Bodas, bautizos, comuniones, aniversarios… en cuyos estilismos, Paul, podía sublimar sus dotes artísticas ante un público afecto y familiar. Celebraciones en las que ensayaba una dimensión espectacular, como aquellas que salían en las pelis o en los programas del corazón. Pero, pese a los ositos de Tous o a la bisutería de Swarowski y otras marcas de alto copete, los invitados acababan siempre por estropear el glamour en un simulacro forzado en el que el sentimentalismo, las salidas de tono y la sobreactuación, volvían vulgar cualquier intento y frustraban las ansias artísticas de Paul.

Todo apuntaba a que Le Petit Prince Paul no llegaría a reinar en aquel sueño inspirado por Talía que ahora dormía anestesiado en su interior. Quizás porque Paul no había sido consciente de que estaba siguiendo el modelo de vida doméstica de sus progenitores, en un remake más fashion, con un toque más pop, pero, al fin y al cabo, algo muy semejante. ¿Un mártir de David LaChapelle, un San Sebastián de Pierre et Gilles asaetado por pulsiones inconscientes e incotrolables que lo alejaban del camino del arte que tanto parecía admirar, o la víctima de una herencia y unas circunstancias? ¿El destino inapelable, un determinismo de clase?

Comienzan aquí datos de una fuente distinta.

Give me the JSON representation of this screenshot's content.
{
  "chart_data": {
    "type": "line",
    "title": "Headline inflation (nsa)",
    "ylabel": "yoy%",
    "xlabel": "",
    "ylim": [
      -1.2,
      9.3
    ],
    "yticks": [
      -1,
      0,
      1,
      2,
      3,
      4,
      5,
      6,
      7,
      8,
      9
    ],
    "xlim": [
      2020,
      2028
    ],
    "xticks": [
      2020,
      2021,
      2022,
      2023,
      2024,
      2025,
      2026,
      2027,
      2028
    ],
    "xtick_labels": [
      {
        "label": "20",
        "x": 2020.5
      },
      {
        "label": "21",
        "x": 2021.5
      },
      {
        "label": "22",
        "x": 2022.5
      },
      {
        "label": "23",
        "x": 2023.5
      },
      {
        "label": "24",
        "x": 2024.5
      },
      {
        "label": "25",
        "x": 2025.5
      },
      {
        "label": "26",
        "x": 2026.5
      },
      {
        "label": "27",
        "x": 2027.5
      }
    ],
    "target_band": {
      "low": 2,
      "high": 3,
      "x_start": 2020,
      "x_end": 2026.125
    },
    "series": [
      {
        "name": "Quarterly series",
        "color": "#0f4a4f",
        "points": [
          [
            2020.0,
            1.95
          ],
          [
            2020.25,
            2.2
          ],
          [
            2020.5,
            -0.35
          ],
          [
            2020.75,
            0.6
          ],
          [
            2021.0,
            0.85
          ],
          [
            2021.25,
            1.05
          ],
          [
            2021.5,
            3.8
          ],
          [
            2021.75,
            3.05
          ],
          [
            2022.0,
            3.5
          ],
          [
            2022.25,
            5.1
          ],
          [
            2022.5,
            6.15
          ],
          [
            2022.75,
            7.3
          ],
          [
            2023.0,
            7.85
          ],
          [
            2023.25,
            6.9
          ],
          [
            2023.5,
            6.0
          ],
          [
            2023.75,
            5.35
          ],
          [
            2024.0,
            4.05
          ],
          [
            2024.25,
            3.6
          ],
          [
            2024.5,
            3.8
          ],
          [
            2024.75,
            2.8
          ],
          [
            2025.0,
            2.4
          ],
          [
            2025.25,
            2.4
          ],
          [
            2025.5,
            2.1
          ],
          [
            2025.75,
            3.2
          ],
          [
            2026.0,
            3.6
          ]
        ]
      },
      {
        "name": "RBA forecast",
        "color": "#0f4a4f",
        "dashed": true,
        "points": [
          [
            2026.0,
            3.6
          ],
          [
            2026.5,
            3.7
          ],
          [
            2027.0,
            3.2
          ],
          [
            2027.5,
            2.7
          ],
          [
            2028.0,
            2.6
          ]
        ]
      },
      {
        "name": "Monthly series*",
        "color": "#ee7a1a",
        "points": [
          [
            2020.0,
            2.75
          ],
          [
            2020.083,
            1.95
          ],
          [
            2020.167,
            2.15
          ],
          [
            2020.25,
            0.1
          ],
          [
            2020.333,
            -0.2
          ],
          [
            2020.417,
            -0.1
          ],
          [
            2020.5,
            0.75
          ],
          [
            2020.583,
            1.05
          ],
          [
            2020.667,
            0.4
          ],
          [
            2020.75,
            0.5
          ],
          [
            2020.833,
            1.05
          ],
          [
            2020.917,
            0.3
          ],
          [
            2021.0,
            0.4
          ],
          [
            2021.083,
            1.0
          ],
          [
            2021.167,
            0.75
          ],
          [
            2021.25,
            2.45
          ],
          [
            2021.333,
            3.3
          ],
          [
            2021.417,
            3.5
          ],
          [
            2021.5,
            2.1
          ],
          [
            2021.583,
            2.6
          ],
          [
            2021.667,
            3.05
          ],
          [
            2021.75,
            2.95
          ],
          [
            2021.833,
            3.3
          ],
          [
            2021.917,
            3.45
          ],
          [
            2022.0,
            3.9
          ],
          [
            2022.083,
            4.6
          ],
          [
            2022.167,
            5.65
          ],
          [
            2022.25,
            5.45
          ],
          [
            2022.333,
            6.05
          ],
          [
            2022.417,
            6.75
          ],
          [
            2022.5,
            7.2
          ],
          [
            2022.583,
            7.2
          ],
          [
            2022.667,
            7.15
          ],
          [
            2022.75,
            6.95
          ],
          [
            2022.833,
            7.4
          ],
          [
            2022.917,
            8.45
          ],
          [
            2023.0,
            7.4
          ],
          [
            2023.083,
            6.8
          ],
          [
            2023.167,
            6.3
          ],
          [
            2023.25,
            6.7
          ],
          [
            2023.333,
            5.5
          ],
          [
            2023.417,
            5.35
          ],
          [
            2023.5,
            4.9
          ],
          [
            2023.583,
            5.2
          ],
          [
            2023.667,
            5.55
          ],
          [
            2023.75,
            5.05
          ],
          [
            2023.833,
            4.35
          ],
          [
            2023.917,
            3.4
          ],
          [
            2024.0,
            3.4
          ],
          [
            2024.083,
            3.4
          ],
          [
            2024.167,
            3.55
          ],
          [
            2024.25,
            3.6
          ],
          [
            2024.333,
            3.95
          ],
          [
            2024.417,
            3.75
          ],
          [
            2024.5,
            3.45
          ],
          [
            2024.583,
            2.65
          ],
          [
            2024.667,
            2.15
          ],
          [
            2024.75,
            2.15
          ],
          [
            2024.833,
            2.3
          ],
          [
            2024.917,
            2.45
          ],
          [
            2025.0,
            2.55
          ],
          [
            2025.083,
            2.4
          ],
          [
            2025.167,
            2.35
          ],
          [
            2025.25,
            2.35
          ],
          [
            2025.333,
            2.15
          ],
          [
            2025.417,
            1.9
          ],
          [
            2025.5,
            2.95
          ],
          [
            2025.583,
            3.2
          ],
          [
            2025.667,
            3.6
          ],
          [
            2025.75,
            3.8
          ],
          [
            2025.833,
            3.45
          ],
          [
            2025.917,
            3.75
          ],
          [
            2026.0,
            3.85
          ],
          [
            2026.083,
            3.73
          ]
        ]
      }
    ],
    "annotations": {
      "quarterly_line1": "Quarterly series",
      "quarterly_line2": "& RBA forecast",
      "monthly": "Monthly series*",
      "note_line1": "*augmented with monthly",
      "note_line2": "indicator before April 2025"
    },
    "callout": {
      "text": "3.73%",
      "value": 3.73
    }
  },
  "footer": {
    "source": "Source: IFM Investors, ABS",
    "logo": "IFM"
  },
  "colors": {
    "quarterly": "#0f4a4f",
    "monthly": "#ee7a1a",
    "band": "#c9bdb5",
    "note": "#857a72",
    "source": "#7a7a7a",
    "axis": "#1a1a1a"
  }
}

Es curioso como, en muchos casos, a la hora de escoger pareja nuestra tendencia inconsciente (natural) nos hace emular los patrones y modelos de nuestros padres o de nuestro entorno social más próximo, que actúan de manera interiorizada.

Quizás Paul no había tenido la suficiente fuerza y constancia para rebelarse contra una herencia que, a la postre, acabaría valorando más lo material, todo aquello que nos ofrece la sociedad de consumo como garantía de felicidad, que lo inmaterial del arte.

El camino del arte requiere grandes dosis de reflexión y de rebelión, grandes dosis de constancia. El camino del arte trasciende el enamoramiento y requiere, ciertamente, del amor, de un amor no fungible, robusto, sólido, a prueba de bombas. Un amor sin edulcorantes ni los adobíos de lo sentimentaloide.

Mientras Le Petit Prince Paul no aprenda a amar, no crecerá y nunca llegará a reinar en su sueño, condenado a interpretar un papel heredado, al servicio del sistema de consumo. Para cuando se dé cuenta quizás tenga una casa… pero el sueño se habrá esfumado.